The Bayou St. John Confederate Submarine is an early military submarine built for use by the Confederate States of America during the American Civil War.

==Description==
The submarine is constructed of riveted iron, 20 ft long, 3 ft wide and 6 ft deep, with a hand-cranked propeller.

==History==
No period documentation for the submarine is known to exist, and its original name and many details about it remain unknown. The submarine was rediscovered in 1878 during the dredging of Bayou St. John where it joins Lake Pontchartrain in New Orleans, Louisiana, where the submarine was presumably scuttled to prevent it falling into Union hands after the capture of New Orleans. It was put on display beside the Bayou at Spanish Fort Amusement Park as a curiosity, incorrectly identified as the Confederate submarine Pioneer.

The traditional identification as the Pioneer was not questioned seriously until historical research in the late 20th century showed the Pioneer to be of a different design than the one retrieved from Bayou St. John. The Bayou submarine and the Pioneer may have undergone trials at about the same time, and confusion of the two may date back to contemporary accounts; it is not clear which one was constructed first.

In 1908 the submarine was moved to the grounds of Camp Nicholls Confederate Home on Moss Street, beside Bayou St. John. At some point probably in the 1930s the interior of the submarine was filled with concrete in an attempt at preservation that later generations of conservators found questionable.

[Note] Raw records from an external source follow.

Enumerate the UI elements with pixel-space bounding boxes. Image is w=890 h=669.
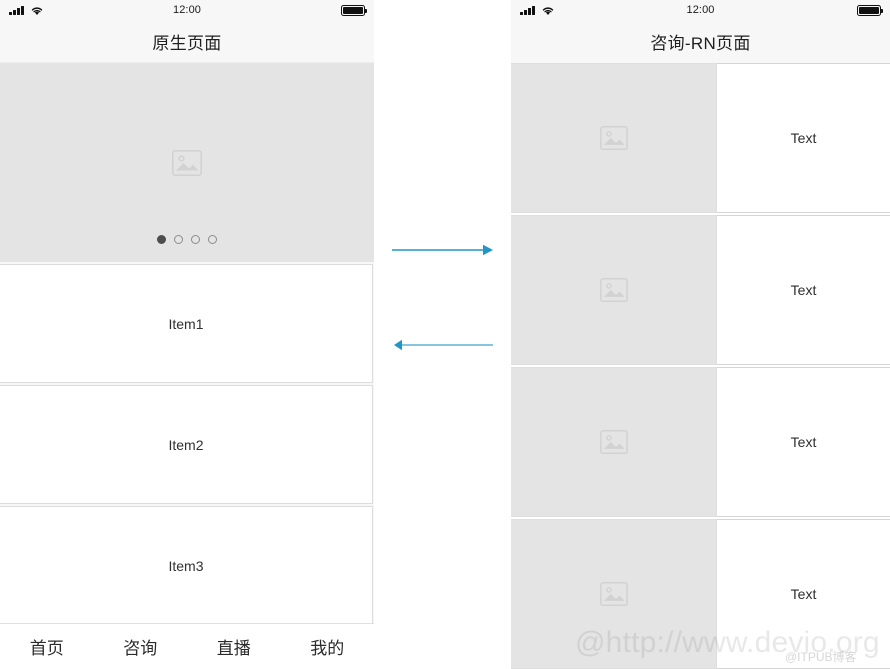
- image-placeholder-icon: [599, 430, 628, 454]
- rn-feed-list: Text Text Text Text: [511, 63, 890, 669]
- list-item-label: Item1: [168, 315, 204, 332]
- carousel-dot-2[interactable]: [174, 235, 183, 244]
- feed-text-label: Text: [790, 282, 817, 298]
- native-list: Item1 Item2 Item3: [0, 262, 374, 625]
- feed-body: Text: [717, 63, 890, 213]
- feed-row[interactable]: Text: [511, 63, 890, 213]
- carousel-dots[interactable]: [0, 235, 374, 244]
- carousel-dot-1[interactable]: [157, 235, 166, 244]
- image-placeholder-icon: [599, 582, 628, 606]
- native-page-phone: 12:00 原生页面 Item1 Item2 Item3 首页 咨询 直播 我的: [0, 0, 374, 669]
- feed-row[interactable]: Text: [511, 215, 890, 365]
- feed-row[interactable]: Text: [511, 367, 890, 517]
- list-item[interactable]: Item3: [0, 506, 373, 625]
- list-item[interactable]: Item2: [0, 385, 373, 504]
- feed-text-label: Text: [790, 586, 817, 602]
- feed-text-label: Text: [790, 434, 817, 450]
- feed-thumbnail: [511, 367, 717, 517]
- arrow-left-icon: [394, 339, 494, 351]
- image-placeholder-icon: [599, 278, 628, 302]
- status-bar-right: 12:00: [511, 0, 890, 20]
- image-placeholder-icon: [172, 149, 202, 176]
- status-bar-right-icons: [341, 4, 367, 16]
- status-bar-right-icons: [857, 4, 883, 16]
- tab-live[interactable]: 直播: [187, 634, 281, 659]
- list-item[interactable]: Item1: [0, 264, 373, 383]
- feed-thumbnail: [511, 63, 717, 213]
- tab-mine[interactable]: 我的: [281, 634, 375, 659]
- rn-page-phone: 12:00 咨询-RN页面 Text Text Text Text: [511, 0, 890, 669]
- page-title: 咨询-RN页面: [650, 34, 751, 53]
- carousel-dot-4[interactable]: [208, 235, 217, 244]
- battery-full-icon: [341, 4, 367, 16]
- battery-full-icon: [857, 4, 883, 16]
- tab-consult[interactable]: 咨询: [94, 634, 188, 659]
- connector-arrows: [374, 0, 511, 669]
- status-time: 12:00: [172, 4, 202, 16]
- nav-bar-right: 咨询-RN页面: [511, 20, 890, 63]
- page-title: 原生页面: [152, 33, 222, 53]
- list-item-label: Item3: [168, 557, 204, 574]
- bottom-tab-bar: 首页 咨询 直播 我的: [0, 623, 374, 669]
- feed-thumbnail: [511, 215, 717, 365]
- nav-bar-left: 原生页面: [0, 20, 374, 62]
- status-time: 12:00: [686, 4, 715, 16]
- feed-text-label: Text: [790, 130, 817, 146]
- screenshot-stage: 12:00 原生页面 Item1 Item2 Item3 首页 咨询 直播 我的…: [0, 0, 890, 669]
- tab-home[interactable]: 首页: [0, 634, 94, 659]
- watermark-secondary: @ITPUB博客: [785, 650, 857, 664]
- feed-body: Text: [717, 367, 890, 517]
- list-item-label: Item2: [168, 436, 204, 453]
- arrow-right-icon: [391, 244, 494, 256]
- status-bar-left: 12:00: [0, 0, 374, 20]
- image-placeholder-icon: [599, 126, 628, 150]
- feed-body: Text: [717, 215, 890, 365]
- banner-carousel[interactable]: [0, 62, 374, 262]
- carousel-dot-3[interactable]: [191, 235, 200, 244]
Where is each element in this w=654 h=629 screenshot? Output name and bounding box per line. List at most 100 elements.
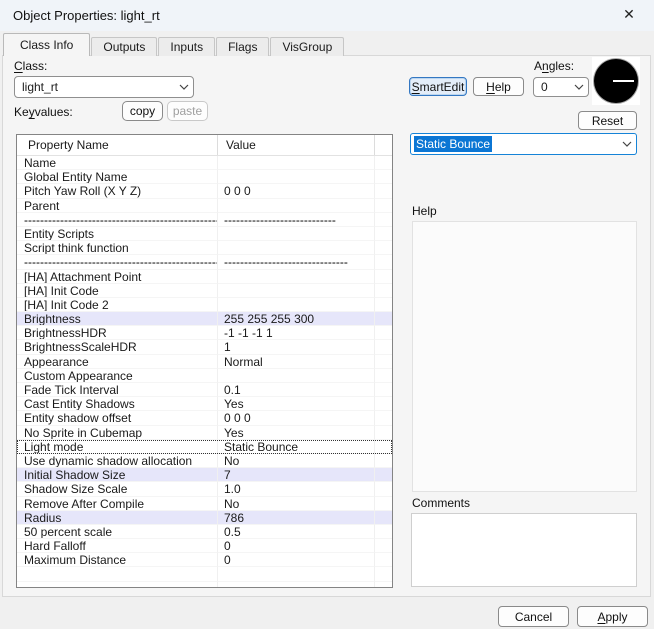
property-extra-cell bbox=[375, 497, 392, 511]
property-value-cell: 0 0 0 bbox=[218, 184, 375, 198]
property-value-cell: Yes bbox=[218, 426, 375, 440]
property-name-cell: Entity shadow offset bbox=[17, 411, 218, 425]
object-properties-dialog: Object Properties: light_rt ✕ Class Info… bbox=[0, 0, 654, 629]
property-value-cell: 0.1 bbox=[218, 383, 375, 397]
tab-outputs[interactable]: Outputs bbox=[91, 37, 157, 56]
table-separator-row[interactable]: ----------------------------------------… bbox=[17, 213, 392, 227]
table-row[interactable]: Global Entity Name bbox=[17, 170, 392, 184]
table-row[interactable]: Brightness255 255 255 300 bbox=[17, 312, 392, 326]
comments-textarea[interactable] bbox=[411, 513, 637, 587]
property-name-cell: Radius bbox=[17, 511, 218, 525]
property-extra-cell bbox=[375, 199, 392, 213]
property-table: Property Name Value NameGlobal Entity Na… bbox=[16, 134, 393, 588]
angles-combobox-value: 0 bbox=[534, 80, 570, 94]
property-extra-cell bbox=[375, 539, 392, 553]
table-row[interactable]: 50 percent scale0.5 bbox=[17, 525, 392, 539]
table-row[interactable]: Pitch Yaw Roll (X Y Z)0 0 0 bbox=[17, 184, 392, 198]
table-row[interactable] bbox=[17, 567, 392, 581]
property-value-cell bbox=[218, 298, 375, 312]
property-value-cell: No bbox=[218, 454, 375, 468]
property-name-cell: Shadow Size Scale bbox=[17, 482, 218, 496]
table-row[interactable]: No Sprite in CubemapYes bbox=[17, 426, 392, 440]
property-name-cell: Custom Appearance bbox=[17, 369, 218, 383]
property-name-cell: Initial Shadow Size bbox=[17, 468, 218, 482]
property-extra-cell bbox=[375, 227, 392, 241]
table-row[interactable]: Custom Appearance bbox=[17, 369, 392, 383]
table-row[interactable]: [HA] Init Code bbox=[17, 284, 392, 298]
property-name-cell: ----------------------------------------… bbox=[17, 255, 218, 269]
paste-button[interactable]: paste bbox=[167, 101, 208, 121]
smartedit-button[interactable]: SmartEdit bbox=[409, 77, 467, 96]
tab-strip: Class InfoOutputsInputsFlagsVisGroup bbox=[3, 33, 345, 56]
apply-button[interactable]: Apply bbox=[577, 606, 648, 627]
cancel-button[interactable]: Cancel bbox=[498, 606, 569, 627]
tab-flags[interactable]: Flags bbox=[216, 37, 269, 56]
property-extra-cell bbox=[375, 312, 392, 326]
table-row[interactable]: Name bbox=[17, 156, 392, 170]
reset-button[interactable]: Reset bbox=[578, 111, 637, 130]
value-combobox-selected-text: Static Bounce bbox=[414, 136, 492, 152]
table-row[interactable]: Hard Falloff0 bbox=[17, 539, 392, 553]
property-name-cell: Pitch Yaw Roll (X Y Z) bbox=[17, 184, 218, 198]
table-row[interactable]: Entity Scripts bbox=[17, 227, 392, 241]
title-bar: Object Properties: light_rt ✕ bbox=[0, 0, 654, 31]
table-row[interactable]: Entity shadow offset0 0 0 bbox=[17, 411, 392, 425]
property-name-cell: Entity Scripts bbox=[17, 227, 218, 241]
property-value-cell bbox=[218, 270, 375, 284]
property-name-cell: Name bbox=[17, 156, 218, 170]
chevron-down-icon bbox=[570, 84, 588, 90]
table-separator-row[interactable]: ----------------------------------------… bbox=[17, 255, 392, 269]
property-extra-cell bbox=[375, 298, 392, 312]
property-name-cell: Appearance bbox=[17, 355, 218, 369]
table-row[interactable]: Fade Tick Interval0.1 bbox=[17, 383, 392, 397]
tab-visgroup[interactable]: VisGroup bbox=[270, 37, 344, 56]
property-value-cell bbox=[218, 227, 375, 241]
property-name-cell: Cast Entity Shadows bbox=[17, 397, 218, 411]
tab-class-info[interactable]: Class Info bbox=[3, 33, 90, 56]
table-row[interactable]: Maximum Distance0 bbox=[17, 553, 392, 567]
property-extra-cell bbox=[375, 355, 392, 369]
column-header-value[interactable]: Value bbox=[218, 135, 375, 155]
table-row[interactable]: [HA] Attachment Point bbox=[17, 270, 392, 284]
property-value-cell: Normal bbox=[218, 355, 375, 369]
property-value-cell: 1 bbox=[218, 340, 375, 354]
class-combobox[interactable]: light_rt bbox=[14, 76, 194, 98]
property-name-cell bbox=[17, 567, 218, 581]
property-extra-cell bbox=[375, 270, 392, 284]
property-value-cell: ---------------------------- bbox=[218, 213, 375, 227]
table-row[interactable]: BrightnessHDR-1 -1 -1 1 bbox=[17, 326, 392, 340]
property-value-cell: 0.5 bbox=[218, 525, 375, 539]
property-extra-cell bbox=[375, 369, 392, 383]
chevron-down-icon bbox=[175, 84, 193, 90]
table-row[interactable]: Use dynamic shadow allocationNo bbox=[17, 454, 392, 468]
property-name-cell bbox=[17, 582, 218, 588]
copy-button[interactable]: copy bbox=[122, 101, 163, 121]
angles-dial[interactable] bbox=[592, 57, 640, 105]
help-button[interactable]: Help bbox=[473, 77, 524, 96]
table-row[interactable]: Initial Shadow Size7 bbox=[17, 468, 392, 482]
table-row[interactable] bbox=[17, 582, 392, 588]
property-extra-cell bbox=[375, 553, 392, 567]
table-row[interactable]: BrightnessScaleHDR1 bbox=[17, 340, 392, 354]
table-row[interactable]: Parent bbox=[17, 199, 392, 213]
property-extra-cell bbox=[375, 326, 392, 340]
column-header-property-name[interactable]: Property Name bbox=[17, 135, 218, 155]
close-icon[interactable]: ✕ bbox=[618, 6, 640, 26]
value-combobox[interactable]: Static Bounce bbox=[410, 133, 637, 155]
property-name-cell: Parent bbox=[17, 199, 218, 213]
class-label: Class: bbox=[14, 59, 47, 73]
table-row[interactable]: AppearanceNormal bbox=[17, 355, 392, 369]
table-row[interactable]: [HA] Init Code 2 bbox=[17, 298, 392, 312]
table-row[interactable]: Cast Entity ShadowsYes bbox=[17, 397, 392, 411]
property-extra-cell bbox=[375, 582, 392, 588]
property-name-cell: Light mode bbox=[17, 440, 218, 454]
property-extra-cell bbox=[375, 397, 392, 411]
table-row[interactable]: Light modeStatic Bounce bbox=[17, 440, 392, 454]
table-row[interactable]: Radius786 bbox=[17, 511, 392, 525]
table-row[interactable]: Remove After CompileNo bbox=[17, 497, 392, 511]
property-name-cell: Script think function bbox=[17, 241, 218, 255]
table-row[interactable]: Shadow Size Scale1.0 bbox=[17, 482, 392, 496]
tab-inputs[interactable]: Inputs bbox=[158, 37, 215, 56]
angles-combobox[interactable]: 0 bbox=[533, 77, 589, 97]
table-row[interactable]: Script think function bbox=[17, 241, 392, 255]
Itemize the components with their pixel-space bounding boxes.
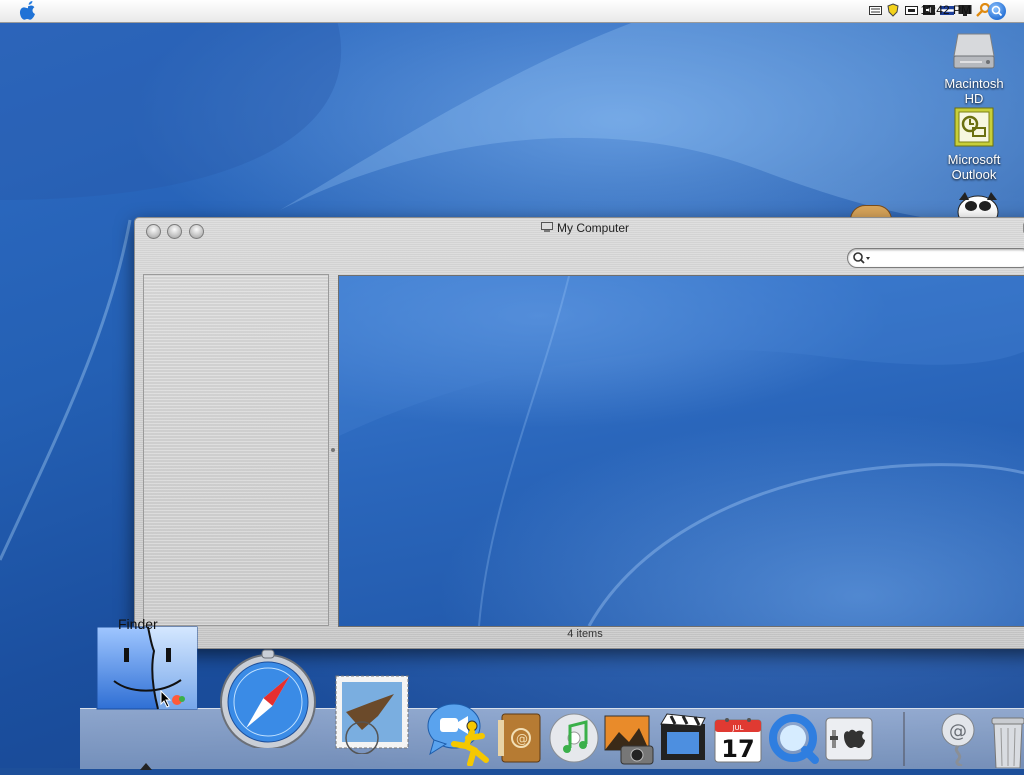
- quicktime-icon[interactable]: [767, 712, 819, 764]
- search-icon: [853, 252, 870, 264]
- itunes-icon[interactable]: [548, 712, 600, 764]
- outlook-icon: [953, 106, 995, 148]
- computer-icon: [540, 222, 553, 232]
- window-title: My Computer: [556, 221, 630, 235]
- spotlight-icon[interactable]: [988, 2, 1006, 20]
- keyboard-icon[interactable]: [868, 3, 882, 17]
- finder-sidebar[interactable]: [143, 274, 329, 626]
- search-field[interactable]: [847, 248, 1024, 268]
- desktop-icon-label: Macintosh HD: [944, 76, 1004, 106]
- ical-day: 17: [721, 735, 754, 763]
- finder-window: My Computer 4 items: [134, 217, 1024, 649]
- sidebar-splitter[interactable]: [331, 448, 335, 452]
- imovie-icon[interactable]: [657, 712, 709, 764]
- svg-text:@: @: [949, 721, 967, 742]
- internet-connect-icon[interactable]: @: [936, 712, 980, 768]
- address-book-icon[interactable]: @: [496, 712, 544, 764]
- mouse-pointer: [160, 689, 172, 713]
- search-input[interactable]: [872, 250, 1024, 266]
- iphoto-icon[interactable]: [603, 712, 655, 766]
- ical-icon[interactable]: JUL 17: [713, 714, 763, 764]
- display-icon[interactable]: [904, 3, 918, 17]
- system-preferences-icon[interactable]: [824, 716, 874, 764]
- safari-icon[interactable]: [218, 648, 318, 750]
- dock-divider[interactable]: [903, 712, 905, 766]
- svg-text:@: @: [516, 732, 528, 746]
- finder-content-area[interactable]: [338, 275, 1024, 627]
- shield-icon[interactable]: [886, 3, 900, 17]
- desktop-icon-macintosh-hd[interactable]: Macintosh HD: [934, 26, 1014, 106]
- hard-drive-icon: [952, 26, 996, 72]
- window-title-bar[interactable]: My Computer: [135, 221, 1024, 235]
- status-bar-text: 4 items: [567, 628, 603, 640]
- dock-tooltip-finder: Finder: [118, 616, 158, 632]
- trash-icon[interactable]: [990, 714, 1024, 769]
- desktop-icon-microsoft-outlook[interactable]: Microsoft Outlook: [934, 106, 1014, 182]
- menu-bar: 11:42 PM: [0, 0, 1024, 23]
- mail-icon[interactable]: [332, 672, 412, 755]
- running-indicator: [140, 757, 152, 770]
- aim-buddy-desktop-icon[interactable]: [955, 190, 1001, 229]
- desktop-icon-label: Microsoft Outlook: [947, 152, 1001, 182]
- apple-menu-icon[interactable]: [19, 1, 37, 21]
- ical-month: JUL: [731, 724, 743, 732]
- content-background: [339, 276, 1024, 626]
- finder-icon[interactable]: [96, 626, 198, 710]
- aim-icon[interactable]: [450, 720, 490, 767]
- menu-clock[interactable]: 11:42 PM: [921, 3, 971, 17]
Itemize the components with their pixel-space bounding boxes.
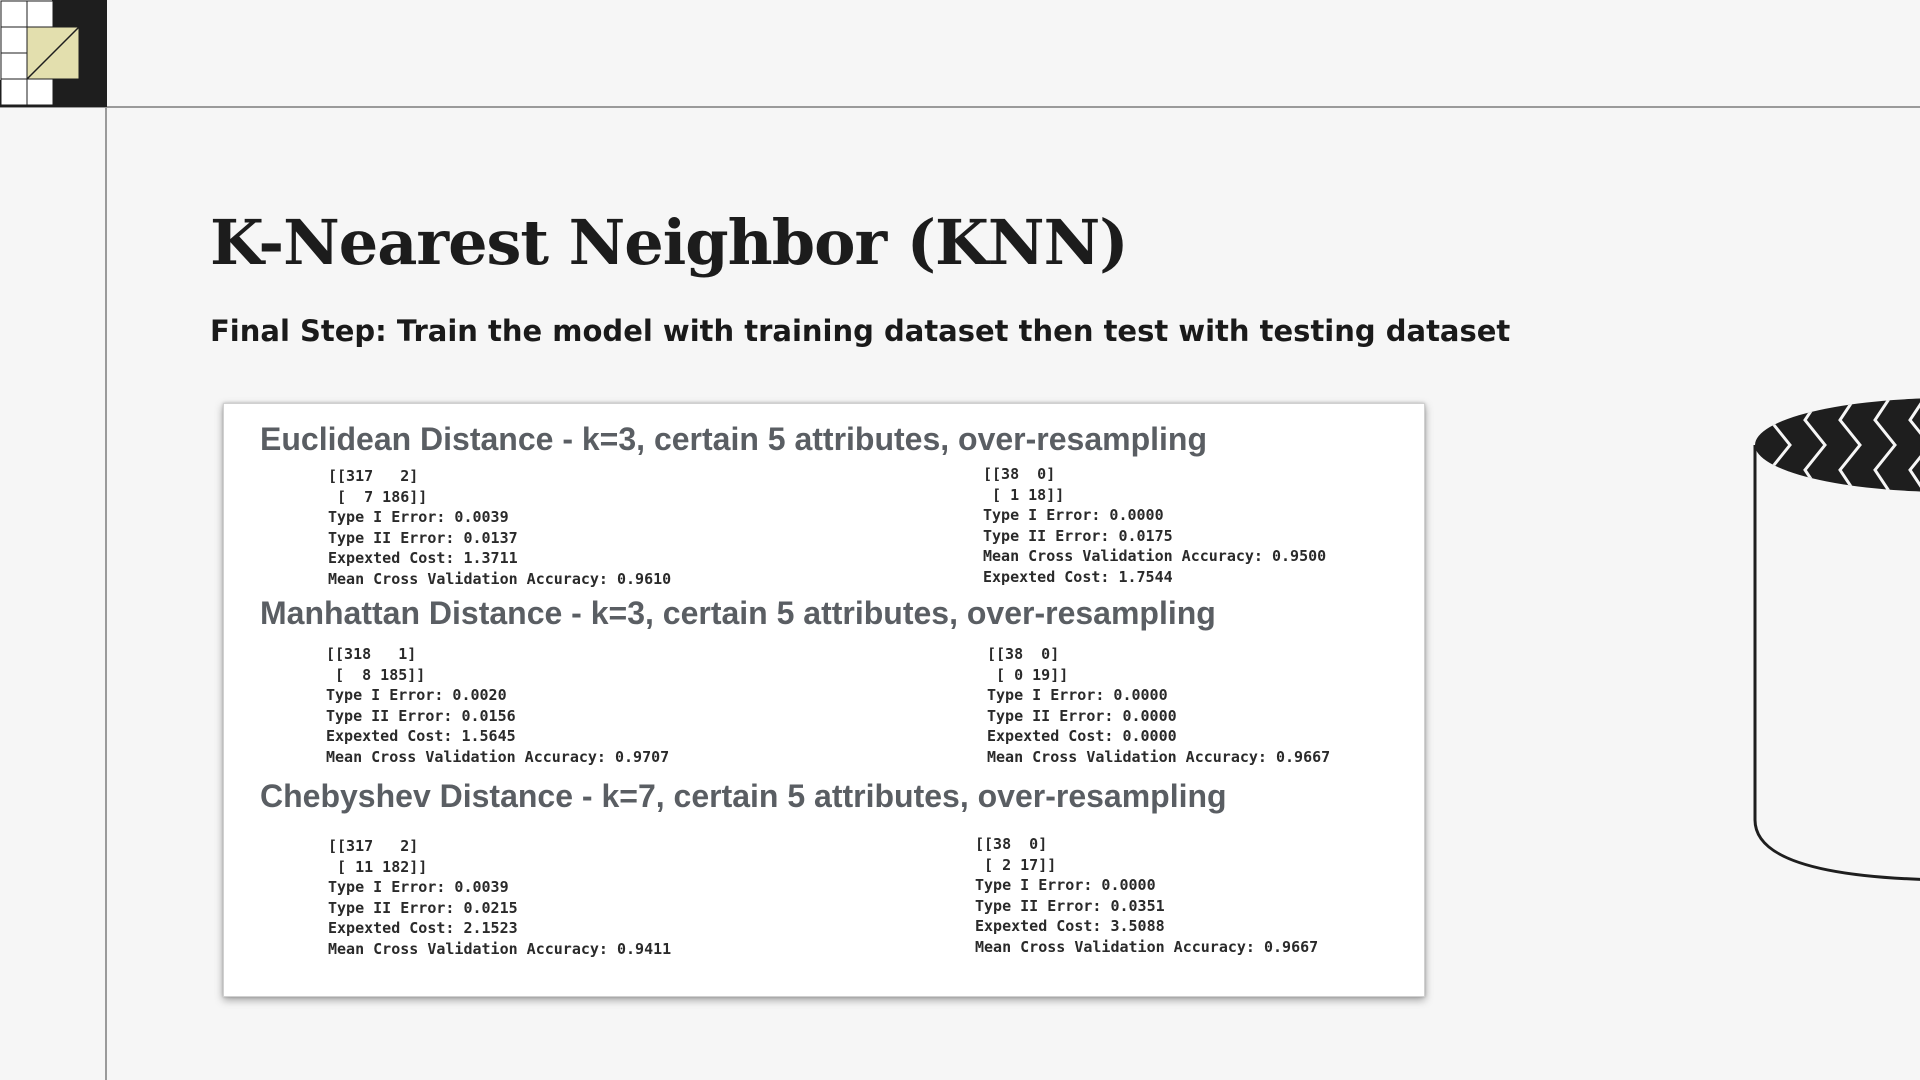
database-cylinder-icon bbox=[1753, 398, 1920, 881]
left-divider bbox=[105, 0, 107, 1080]
euclidean-train-output: [[317 2] [ 7 186]] Type I Error: 0.0039 … bbox=[328, 467, 672, 588]
chebyshev-test-output: [[38 0] [ 2 17]] Type I Error: 0.0000 Ty… bbox=[975, 835, 1319, 956]
manhattan-train-output: [[318 1] [ 8 185]] Type I Error: 0.0020 … bbox=[326, 645, 670, 766]
euclidean-heading: Euclidean Distance - k=3, certain 5 attr… bbox=[260, 421, 1207, 457]
top-divider bbox=[0, 106, 1920, 108]
knn-results-panel: Euclidean Distance - k=3, certain 5 attr… bbox=[223, 403, 1425, 997]
grid-corner-icon bbox=[0, 0, 107, 107]
euclidean-test-output: [[38 0] [ 1 18]] Type I Error: 0.0000 Ty… bbox=[983, 465, 1327, 586]
chebyshev-train-output: [[317 2] [ 11 182]] Type I Error: 0.0039… bbox=[328, 837, 672, 958]
page-subtitle: Final Step: Train the model with trainin… bbox=[210, 314, 1511, 348]
page-title: K-Nearest Neighbor (KNN) bbox=[210, 206, 1129, 279]
chebyshev-heading: Chebyshev Distance - k=7, certain 5 attr… bbox=[260, 778, 1227, 814]
manhattan-heading: Manhattan Distance - k=3, certain 5 attr… bbox=[260, 595, 1216, 631]
manhattan-test-output: [[38 0] [ 0 19]] Type I Error: 0.0000 Ty… bbox=[987, 645, 1331, 766]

In 1942 the submarine was acquired by the Louisiana State Museum and moved to Jackson Square. After being in various displays around the Square it was placed in the shelter of the arcade on the ground floor of the Presbytere in 1957, where remained until 1998.

The submarine was then transported to Baton Rouge, where the old concrete was removed as part of restoration efforts. Afterwards, it was placed on display at the Capitol Park Museum - Baton Rouge.